Free Comic Book Day, held the first Saturday in May each year, began in 2002 in Canada. The event, sponsored by several comic book publishers, gained international attention over the years.
“It’s great to see the event continue to grow every year,” Murray said. “It’s a great time to be a comic book reader.”
There were many people in costumes at the event, including a child dressed as Princess Leia and a man in a Captain America costume.
Some costumed attendees decided to act like their character. One man, dressed as Thor, said he was “banished” to the event with a family member. Then, he pointed to another fan, dressed as the comic hero’s brother, Loki.
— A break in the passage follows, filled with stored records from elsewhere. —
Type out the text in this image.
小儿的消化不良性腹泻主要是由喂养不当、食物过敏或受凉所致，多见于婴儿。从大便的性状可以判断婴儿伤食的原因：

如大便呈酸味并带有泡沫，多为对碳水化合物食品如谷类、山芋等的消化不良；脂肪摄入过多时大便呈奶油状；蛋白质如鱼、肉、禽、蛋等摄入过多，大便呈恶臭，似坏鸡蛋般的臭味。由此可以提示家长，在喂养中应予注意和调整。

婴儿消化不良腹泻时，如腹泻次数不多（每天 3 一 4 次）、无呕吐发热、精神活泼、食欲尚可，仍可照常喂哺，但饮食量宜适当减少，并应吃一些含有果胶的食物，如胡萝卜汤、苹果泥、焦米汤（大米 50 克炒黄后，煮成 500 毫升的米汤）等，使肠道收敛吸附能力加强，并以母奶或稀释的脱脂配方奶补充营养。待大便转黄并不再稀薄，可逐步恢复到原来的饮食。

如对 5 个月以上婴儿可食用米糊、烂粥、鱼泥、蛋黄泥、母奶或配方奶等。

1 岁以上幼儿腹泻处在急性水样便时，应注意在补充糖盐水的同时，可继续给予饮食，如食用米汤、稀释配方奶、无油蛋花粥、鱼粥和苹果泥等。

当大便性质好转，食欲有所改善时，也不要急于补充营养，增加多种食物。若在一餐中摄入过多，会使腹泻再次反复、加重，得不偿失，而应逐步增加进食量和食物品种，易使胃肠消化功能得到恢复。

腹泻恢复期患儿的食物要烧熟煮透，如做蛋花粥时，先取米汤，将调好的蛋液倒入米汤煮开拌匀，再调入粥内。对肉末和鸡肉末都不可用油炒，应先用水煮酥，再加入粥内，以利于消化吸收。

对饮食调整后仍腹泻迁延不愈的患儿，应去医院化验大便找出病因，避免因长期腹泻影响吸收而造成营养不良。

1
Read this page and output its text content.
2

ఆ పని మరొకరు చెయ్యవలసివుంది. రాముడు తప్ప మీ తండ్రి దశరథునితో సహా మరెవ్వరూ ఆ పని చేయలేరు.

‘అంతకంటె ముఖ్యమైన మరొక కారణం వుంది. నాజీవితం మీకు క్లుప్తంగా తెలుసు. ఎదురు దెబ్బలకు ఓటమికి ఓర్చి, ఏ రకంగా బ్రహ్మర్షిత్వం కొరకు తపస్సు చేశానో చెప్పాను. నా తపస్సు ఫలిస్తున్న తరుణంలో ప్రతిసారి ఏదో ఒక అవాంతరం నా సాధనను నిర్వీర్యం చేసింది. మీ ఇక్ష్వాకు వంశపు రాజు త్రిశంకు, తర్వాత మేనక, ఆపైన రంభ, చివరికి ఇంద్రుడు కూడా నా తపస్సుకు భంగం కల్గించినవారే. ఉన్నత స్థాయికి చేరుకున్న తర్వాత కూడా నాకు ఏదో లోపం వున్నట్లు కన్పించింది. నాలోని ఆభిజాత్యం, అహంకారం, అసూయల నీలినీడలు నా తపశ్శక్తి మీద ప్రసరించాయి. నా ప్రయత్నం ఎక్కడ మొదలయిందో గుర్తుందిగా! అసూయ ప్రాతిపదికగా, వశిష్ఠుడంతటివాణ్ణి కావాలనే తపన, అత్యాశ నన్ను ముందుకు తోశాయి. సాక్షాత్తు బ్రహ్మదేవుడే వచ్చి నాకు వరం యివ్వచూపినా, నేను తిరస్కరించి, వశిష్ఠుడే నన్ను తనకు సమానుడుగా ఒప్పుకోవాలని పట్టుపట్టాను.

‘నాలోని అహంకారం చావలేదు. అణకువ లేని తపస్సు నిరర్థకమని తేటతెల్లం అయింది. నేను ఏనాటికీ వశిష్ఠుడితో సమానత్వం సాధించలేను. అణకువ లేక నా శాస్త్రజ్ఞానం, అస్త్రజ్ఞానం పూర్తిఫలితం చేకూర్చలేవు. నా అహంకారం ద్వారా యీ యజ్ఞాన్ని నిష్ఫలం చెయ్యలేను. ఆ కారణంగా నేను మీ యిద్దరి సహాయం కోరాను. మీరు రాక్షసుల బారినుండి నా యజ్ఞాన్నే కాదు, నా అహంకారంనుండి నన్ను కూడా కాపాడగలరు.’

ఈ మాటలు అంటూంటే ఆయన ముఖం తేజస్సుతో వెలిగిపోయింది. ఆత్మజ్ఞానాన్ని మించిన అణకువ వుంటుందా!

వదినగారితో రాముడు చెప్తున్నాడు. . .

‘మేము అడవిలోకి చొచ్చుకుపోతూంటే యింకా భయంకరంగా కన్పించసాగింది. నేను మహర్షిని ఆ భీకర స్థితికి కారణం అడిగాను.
Murray also believes an increase in the number of blockbuster films featuring comic superheroes led partially to Saturday’s crowd.
“‘The Avengers’ just came out,” he said. “It rocks and it’s getting a lot of attention.”
Fans who brought in a library card or student ID and those who came in costume received free comics, including The Avengers, Peanuts and Star Wars. Donating a canned good or 50 cents also earned another free book. Monetary donations benefited the Newark Arts Alliance and canned food was donated to the Food Bank of Delaware.
Some fans, ranging in age from toddlers to senior citizens, waited in line for more than half an hour.
“It’s definitely worth the wait,” said sophomore Tessa Flores.
Flores, who was wearing her Batgirl shirt, said this was her second year attending the event.
“It’s not often that you get to meet other ‘superpeople’ like me,” she said.
Sean Bishop, 25, attended Saturday’s convention to showcase his artwork. The Wilmington native said he was happy to receive some attention for his independent comic, The Freeloader, which features gangs and bounty hunters.
“I’ve been coming to Free Comic Book Day for several years now, but this is only my second year as an artist,” Bishop said. “I grew up around ‘90s cartoons and drawing them in my spare time.”
Bishop, who handed out autographed copies of his book to attendees, said he was impressed with the event’s size.
“Free Comic Book Day is a really exciting event and an opportunity to share the work I’m hoping to do professionally—draw comics with that ‘90s cartoon feel,” he said.
Correction: The version of this story that appeared in print incorrectly cited the event as a 10th annual celebration. The event is an 11th annual celebration. This was an editing error. The event also included representatives of comics, not characters.